「全一学とは何か」

 

4月30日(火)

 

森信三先生提唱の「全一学」(日本的哲学)を理解するため、3月6日から「全一学にたどりつくまで」の講演(昭和52年)を紹介してきました。哲学に関心をお持ちの方には、実に興味深い内容かと思います。「全一学」を理解するには「西田哲学」との関わり、さらに三浦梅園に象徴される「野の思想家」は避けては通れないということです。

 

講演を通して、日本的哲学としての「全一学」の概略は理解できたここと思います。そこでさらに理解を深めるため、全集に納められた「『全一学』とは何か」を紹介します。この論文は語録風の短章で構成し、「全一学」の要点を解説していますが、下記案内の通りの哲学論で、難解な部分が多いのも事実です。

 

寺田一生先生の「解題」によると、その内容は次の5点に集約され、読書会のテキストにふさわしく、「自由な討議と探究を誘導する」要典だと位置づけています。

 

1.形而上学的探究から宗教的信の経緯。

2.万象における無限連関と理法の解明。

3.世界の哲学史上の三大世界観、ヘーゲルの弁証法的世界観、華厳的ライプニッツの世界観、「易」にける陰陽の世界観の解説。

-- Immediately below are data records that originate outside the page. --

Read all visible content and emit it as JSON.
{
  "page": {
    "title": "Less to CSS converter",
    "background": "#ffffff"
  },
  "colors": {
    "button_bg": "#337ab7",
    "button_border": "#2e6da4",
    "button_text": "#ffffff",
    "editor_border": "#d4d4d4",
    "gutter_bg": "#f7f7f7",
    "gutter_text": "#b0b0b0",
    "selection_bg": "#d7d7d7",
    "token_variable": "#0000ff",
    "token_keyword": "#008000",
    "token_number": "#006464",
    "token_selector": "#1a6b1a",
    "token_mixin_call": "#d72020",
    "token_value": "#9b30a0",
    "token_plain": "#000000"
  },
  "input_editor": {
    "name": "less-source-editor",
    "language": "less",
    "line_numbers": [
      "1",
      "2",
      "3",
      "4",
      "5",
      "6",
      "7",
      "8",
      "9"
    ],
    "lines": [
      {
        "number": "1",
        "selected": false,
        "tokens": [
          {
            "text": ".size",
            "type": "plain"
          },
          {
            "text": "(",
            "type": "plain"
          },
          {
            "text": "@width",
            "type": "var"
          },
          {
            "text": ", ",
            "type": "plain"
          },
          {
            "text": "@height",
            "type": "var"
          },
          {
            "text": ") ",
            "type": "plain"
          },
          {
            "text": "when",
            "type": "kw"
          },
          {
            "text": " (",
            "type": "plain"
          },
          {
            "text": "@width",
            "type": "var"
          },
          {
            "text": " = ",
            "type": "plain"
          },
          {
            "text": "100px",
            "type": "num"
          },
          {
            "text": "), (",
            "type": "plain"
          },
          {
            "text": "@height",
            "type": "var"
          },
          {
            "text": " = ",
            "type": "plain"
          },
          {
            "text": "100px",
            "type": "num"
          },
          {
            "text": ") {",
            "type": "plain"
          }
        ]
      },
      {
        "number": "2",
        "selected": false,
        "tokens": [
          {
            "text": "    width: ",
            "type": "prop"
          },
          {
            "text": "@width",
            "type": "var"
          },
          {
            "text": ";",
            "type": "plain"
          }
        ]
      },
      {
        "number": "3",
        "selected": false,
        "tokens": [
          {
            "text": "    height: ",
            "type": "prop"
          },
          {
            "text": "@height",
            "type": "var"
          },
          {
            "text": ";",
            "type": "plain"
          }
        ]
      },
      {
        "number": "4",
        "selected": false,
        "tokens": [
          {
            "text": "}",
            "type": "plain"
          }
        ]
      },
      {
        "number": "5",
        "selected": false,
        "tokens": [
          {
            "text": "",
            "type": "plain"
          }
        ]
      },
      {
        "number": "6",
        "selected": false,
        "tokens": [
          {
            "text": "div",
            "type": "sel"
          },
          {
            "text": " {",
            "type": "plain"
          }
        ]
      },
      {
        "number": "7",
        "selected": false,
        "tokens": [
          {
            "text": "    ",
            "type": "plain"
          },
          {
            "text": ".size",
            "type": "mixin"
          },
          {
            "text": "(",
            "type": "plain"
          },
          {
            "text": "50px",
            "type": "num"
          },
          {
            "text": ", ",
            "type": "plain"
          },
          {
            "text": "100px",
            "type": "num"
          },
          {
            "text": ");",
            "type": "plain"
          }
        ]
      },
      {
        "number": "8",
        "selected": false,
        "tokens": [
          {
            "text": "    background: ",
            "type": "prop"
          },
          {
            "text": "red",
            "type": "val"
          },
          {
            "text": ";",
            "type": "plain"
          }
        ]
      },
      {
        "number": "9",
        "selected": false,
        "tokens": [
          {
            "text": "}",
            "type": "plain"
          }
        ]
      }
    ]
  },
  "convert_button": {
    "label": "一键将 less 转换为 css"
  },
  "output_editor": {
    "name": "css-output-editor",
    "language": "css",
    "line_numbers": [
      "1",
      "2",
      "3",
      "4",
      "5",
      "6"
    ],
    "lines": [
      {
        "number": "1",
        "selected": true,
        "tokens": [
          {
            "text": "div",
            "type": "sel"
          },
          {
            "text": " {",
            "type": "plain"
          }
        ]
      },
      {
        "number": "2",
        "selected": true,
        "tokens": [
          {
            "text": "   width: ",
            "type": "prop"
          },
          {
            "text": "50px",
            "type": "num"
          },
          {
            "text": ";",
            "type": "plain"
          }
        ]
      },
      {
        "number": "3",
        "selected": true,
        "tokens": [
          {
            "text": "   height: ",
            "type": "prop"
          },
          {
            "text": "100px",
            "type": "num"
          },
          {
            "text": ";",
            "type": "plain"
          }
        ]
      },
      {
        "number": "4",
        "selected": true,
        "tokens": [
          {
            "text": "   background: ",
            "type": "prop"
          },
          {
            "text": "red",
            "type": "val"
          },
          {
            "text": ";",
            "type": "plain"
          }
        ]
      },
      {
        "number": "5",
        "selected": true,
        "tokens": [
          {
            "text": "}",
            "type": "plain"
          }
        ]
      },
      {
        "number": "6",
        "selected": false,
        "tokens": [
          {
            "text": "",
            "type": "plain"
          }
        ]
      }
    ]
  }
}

4. 全一学とは極大観を溶融しつつ、極小の事象をも照らす識見を内蔵する。

5. 男女問題から性欲、食欲の二大本能から「死生観」に至り、さらに家庭、学校、社会問題から民族の使命観に及ぶまで、行く手を照らす一大総合的叡知の学というべき内容を包摂する。

 

さらに、根本命題である「全一的生命」の自証展開における三つの注意点です。

 

1.一切の固定概念を拒絶することです。「いのちの自証」を本題とする全一学的探究においては、常に動的統一の立場こそが望ましいとされています。

2. 生命自証の立場は、あくまでも直観、すなわち知情意円融の立場に立つことです。

3.  慎むべきことは、一切の直線的、一面的思考を排し、円環的循環・浸透こそ、そのあり方でなければならないということです。